Er is een groeiende kloof tussen degenen die de vooraanstaande instellingen van de natie gebruiken en bewonen en degenen die zich buitengesloten voelen. Ik wil bijvoorbeeld zien dat het publiek bibliotheken gebruikt, archieven bezoekt en lezingen op universitaire campussen bijwoont. Onze bronnen kunnen niet alleen in naam openbaar zijn als we enig gevoel van gedeelde maatschappelijke verantwoordelijkheid willen herstellen.

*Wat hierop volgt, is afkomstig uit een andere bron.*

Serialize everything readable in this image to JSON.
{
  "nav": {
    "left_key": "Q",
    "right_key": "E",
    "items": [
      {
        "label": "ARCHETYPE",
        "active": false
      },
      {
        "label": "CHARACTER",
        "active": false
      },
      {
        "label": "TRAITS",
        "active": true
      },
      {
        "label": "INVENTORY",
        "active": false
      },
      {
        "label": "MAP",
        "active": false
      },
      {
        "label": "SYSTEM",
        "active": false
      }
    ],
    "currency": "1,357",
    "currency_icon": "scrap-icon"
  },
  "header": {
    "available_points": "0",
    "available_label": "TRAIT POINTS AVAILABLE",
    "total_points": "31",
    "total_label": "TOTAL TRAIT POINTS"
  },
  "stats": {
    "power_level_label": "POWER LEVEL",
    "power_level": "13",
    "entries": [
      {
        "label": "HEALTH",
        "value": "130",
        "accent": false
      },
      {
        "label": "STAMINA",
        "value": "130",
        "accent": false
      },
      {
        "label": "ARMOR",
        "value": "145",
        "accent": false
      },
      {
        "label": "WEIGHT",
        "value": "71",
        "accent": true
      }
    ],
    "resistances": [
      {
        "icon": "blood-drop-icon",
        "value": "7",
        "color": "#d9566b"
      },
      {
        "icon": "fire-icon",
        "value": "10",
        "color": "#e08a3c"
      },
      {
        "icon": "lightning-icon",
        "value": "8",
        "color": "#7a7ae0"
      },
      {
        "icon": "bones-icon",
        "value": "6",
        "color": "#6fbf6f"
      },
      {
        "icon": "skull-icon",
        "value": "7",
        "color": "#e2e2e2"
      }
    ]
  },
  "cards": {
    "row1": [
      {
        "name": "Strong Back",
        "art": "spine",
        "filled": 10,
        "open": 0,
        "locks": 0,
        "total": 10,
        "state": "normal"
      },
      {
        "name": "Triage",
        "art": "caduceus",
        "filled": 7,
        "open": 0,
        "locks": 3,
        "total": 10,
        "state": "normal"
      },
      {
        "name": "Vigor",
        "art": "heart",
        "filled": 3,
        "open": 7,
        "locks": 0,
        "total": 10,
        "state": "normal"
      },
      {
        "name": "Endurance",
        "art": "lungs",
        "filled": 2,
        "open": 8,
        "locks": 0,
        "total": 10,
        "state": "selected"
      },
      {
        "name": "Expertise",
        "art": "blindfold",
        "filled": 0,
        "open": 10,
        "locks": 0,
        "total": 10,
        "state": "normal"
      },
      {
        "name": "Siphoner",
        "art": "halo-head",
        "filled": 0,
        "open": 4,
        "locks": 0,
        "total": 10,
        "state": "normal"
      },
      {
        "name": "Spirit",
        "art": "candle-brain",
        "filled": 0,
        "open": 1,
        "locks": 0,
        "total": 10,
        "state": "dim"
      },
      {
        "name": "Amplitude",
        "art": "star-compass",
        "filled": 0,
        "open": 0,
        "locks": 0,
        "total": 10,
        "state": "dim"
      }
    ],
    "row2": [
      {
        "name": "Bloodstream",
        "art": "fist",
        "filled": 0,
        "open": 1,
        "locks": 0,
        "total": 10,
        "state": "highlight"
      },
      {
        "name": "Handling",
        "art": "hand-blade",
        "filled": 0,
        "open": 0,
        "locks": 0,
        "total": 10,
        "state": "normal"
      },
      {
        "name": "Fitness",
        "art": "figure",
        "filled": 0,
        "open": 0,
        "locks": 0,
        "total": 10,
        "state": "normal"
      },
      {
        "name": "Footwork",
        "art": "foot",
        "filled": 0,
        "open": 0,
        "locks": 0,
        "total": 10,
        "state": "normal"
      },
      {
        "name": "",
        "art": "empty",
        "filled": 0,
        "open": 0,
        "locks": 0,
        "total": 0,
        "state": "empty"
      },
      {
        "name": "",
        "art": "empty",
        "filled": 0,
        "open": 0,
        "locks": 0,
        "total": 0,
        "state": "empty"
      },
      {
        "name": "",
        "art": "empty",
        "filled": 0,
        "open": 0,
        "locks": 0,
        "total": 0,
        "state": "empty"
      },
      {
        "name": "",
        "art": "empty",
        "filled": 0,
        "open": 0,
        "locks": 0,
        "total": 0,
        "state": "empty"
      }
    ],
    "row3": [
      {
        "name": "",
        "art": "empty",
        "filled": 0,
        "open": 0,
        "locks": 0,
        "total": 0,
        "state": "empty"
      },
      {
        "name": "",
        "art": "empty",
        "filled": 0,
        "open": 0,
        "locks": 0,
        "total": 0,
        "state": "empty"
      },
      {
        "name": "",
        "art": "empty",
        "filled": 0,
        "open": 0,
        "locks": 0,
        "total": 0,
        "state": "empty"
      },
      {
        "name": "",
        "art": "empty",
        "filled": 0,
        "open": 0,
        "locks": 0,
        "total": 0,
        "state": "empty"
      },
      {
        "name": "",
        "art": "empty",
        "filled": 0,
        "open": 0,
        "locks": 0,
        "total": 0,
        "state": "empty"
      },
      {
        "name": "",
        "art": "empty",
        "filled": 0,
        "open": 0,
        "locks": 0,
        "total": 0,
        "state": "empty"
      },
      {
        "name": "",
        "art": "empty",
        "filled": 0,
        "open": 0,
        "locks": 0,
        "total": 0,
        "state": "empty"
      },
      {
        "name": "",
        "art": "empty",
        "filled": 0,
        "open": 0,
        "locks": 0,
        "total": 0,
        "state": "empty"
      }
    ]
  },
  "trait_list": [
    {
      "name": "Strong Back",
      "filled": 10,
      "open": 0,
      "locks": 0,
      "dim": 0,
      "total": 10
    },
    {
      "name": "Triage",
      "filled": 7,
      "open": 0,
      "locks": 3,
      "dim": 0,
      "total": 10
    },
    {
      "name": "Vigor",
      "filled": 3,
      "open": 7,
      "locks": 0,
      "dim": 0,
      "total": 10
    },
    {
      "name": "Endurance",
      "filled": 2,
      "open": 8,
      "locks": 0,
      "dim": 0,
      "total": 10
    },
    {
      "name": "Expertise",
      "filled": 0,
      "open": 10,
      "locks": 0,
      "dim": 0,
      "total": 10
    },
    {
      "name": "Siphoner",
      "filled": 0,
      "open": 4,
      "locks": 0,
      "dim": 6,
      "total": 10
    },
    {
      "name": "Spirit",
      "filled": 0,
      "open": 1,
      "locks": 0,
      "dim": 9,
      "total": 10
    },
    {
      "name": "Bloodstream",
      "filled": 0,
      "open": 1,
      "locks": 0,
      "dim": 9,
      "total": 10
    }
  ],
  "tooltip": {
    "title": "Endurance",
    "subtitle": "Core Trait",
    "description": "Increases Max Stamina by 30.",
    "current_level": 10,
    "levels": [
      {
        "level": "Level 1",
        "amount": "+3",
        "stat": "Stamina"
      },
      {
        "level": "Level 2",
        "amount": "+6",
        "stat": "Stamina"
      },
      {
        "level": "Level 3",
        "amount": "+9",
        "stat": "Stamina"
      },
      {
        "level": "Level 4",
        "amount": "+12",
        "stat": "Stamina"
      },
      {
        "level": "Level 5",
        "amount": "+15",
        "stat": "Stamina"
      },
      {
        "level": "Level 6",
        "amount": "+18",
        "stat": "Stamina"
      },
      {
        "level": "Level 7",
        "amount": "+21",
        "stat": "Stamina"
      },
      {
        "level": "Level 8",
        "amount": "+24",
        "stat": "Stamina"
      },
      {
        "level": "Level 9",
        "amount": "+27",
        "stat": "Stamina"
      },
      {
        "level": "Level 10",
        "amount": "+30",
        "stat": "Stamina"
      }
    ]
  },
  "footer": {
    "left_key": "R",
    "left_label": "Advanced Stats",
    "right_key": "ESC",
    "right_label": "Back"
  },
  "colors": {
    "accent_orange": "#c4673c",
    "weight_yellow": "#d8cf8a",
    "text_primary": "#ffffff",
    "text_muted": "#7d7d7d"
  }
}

Gelukkig kunnen instellingen hervormingen doorvoeren en nog doen, en ik moet nog een professor, bibliothecaris of archivaris ontmoeten die hun passie niet met het publiek wil delen. Portals zoals de DPLA faciliteren dit soort bereik, uitwisseling en coalitievorming, niet omdat internet zelf een wondermiddel is, maar omdat de complexiteit van online werk samenwerking vereist die generatief is voor instellingen, hun personeel en hun klanten.